I've been working as a full time producer for other musicians for twelve years now; I've recorded hundreds of records. I'm just now starting to put together a comprehensive discography of records that I've worked on outside of (HNIA).  I'm not sure that I've got an easy answer to your question about 'magic...' I would say the disappearance of recording budgets and traditional record company/band relationships has been a bigger influence on what I've seen in the evolution of record making; people are literally spending less time in the studio that they used to. As a producer, my job usually begins with determining how best to work within the budget of a project.  More importantly is getting to know an artist and understanding what conditions and what atmosphere needs to be in place before they can really do their best work and how far to go to find the limitations of their creative energy. 



Milo: Talk about playing in the room together with a group. What was the songwriting, or song-creating process like for this rock opera...?
Defever: When you ask about the recording and creating process of the album, Tecuciztecatl, as separate from the songwriting process, then I would say it's different than most of the earlier albums in that it is mostly recorded live, like a documentary process, and that we recorded the album in the order that the songs appear on the record.

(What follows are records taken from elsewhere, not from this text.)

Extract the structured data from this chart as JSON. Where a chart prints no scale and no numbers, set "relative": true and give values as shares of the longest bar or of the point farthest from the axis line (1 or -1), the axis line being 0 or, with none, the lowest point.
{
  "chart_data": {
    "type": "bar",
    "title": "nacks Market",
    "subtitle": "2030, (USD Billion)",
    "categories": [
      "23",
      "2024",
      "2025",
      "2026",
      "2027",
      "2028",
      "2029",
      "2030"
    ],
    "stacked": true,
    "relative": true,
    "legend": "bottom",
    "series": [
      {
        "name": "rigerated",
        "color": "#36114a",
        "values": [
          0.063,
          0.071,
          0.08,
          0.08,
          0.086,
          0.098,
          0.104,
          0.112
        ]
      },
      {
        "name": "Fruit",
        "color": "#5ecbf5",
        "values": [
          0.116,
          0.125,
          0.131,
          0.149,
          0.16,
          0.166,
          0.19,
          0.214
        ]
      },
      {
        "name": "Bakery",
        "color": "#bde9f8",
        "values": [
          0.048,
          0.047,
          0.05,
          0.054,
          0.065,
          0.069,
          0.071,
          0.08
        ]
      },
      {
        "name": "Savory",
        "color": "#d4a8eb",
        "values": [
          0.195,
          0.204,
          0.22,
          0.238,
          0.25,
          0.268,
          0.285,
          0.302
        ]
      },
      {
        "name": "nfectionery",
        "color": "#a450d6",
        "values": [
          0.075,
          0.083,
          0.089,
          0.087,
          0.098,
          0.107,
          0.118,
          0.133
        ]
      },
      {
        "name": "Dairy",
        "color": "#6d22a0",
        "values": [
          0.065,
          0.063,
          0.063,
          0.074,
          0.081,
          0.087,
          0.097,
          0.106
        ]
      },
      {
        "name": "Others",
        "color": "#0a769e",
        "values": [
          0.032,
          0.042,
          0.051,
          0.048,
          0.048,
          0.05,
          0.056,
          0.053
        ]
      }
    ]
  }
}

We would work on one song at a time and when you listen to the record you can hear it develop very naturally. 



Milo: And tell me about Sunship. How cognizant were you, or are you, of an audience that will eventually be experiencing the sounds you're making?
Defever: Maybe it's slightly boring, but getting into the natural healing properties of music/sound is important to me. The way the inner ear is designed, the way the nervous system works, the natural order of harmonics found in just tempered music versus the equal or compromised tuning that has been popularized in the west in the last couple hundred years... 


Defever: The relationship between these things is everything! Albert Ayler said, "Music is the healing force of the universe," and I strongly believe in those words. In America in the 1980's, we figured out how to make individually wrapped cheese slices that had no nutritional value and orange drink that contained no juice; these had zero positive effects on the body. Recent technological advancements now allow us to remove all the natural healing qualities from the music before it gets to the listener, whether we're talking about auto-tune, quantizing beats on a grid, or even low quality streaming thru tiny, shitty little speakers.  Music is primarily made up of sound. There's a connection between the sun, the air, water, plants, animals, wind, bees, nutrients..., all of what life requires to survive. 

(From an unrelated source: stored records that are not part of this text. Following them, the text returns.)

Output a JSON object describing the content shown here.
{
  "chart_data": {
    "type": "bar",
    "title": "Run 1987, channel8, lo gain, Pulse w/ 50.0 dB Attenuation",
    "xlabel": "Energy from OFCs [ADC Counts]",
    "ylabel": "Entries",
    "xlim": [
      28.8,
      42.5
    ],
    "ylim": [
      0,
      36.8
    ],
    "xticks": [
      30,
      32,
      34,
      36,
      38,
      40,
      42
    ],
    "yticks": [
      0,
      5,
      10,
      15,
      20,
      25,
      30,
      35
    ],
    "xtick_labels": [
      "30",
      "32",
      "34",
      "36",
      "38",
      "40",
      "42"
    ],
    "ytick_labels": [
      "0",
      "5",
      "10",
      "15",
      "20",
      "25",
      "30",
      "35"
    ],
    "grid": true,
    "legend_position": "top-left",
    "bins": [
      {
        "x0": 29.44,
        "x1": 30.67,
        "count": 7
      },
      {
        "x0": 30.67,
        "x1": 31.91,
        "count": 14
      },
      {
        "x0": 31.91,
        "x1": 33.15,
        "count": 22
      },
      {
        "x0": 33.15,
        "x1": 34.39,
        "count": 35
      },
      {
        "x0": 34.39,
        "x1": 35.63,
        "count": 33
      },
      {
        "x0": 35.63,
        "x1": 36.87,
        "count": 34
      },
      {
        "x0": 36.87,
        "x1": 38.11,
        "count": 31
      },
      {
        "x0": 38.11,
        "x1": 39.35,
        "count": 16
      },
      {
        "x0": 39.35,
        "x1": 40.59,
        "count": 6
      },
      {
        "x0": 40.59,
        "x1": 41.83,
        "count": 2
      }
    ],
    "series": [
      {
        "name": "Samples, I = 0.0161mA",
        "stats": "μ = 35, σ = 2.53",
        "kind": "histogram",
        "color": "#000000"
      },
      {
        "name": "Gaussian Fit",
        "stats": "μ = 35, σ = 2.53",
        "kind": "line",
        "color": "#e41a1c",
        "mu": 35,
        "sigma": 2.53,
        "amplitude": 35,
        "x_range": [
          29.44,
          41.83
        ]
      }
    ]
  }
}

Milo: Now that this is all said and done... What is the one interview question, or any question, you'd rather never be asked again...

Defever: 
I actually haven't really done that many interviews in my life and I'm always curious what questions people have. There's so much happening here that I believe should be readily apparent but is clearly misunderstood or unclear to people. Unfortunately I suspect that my own insights into the process or motivations don't really make it any more clear to the listener.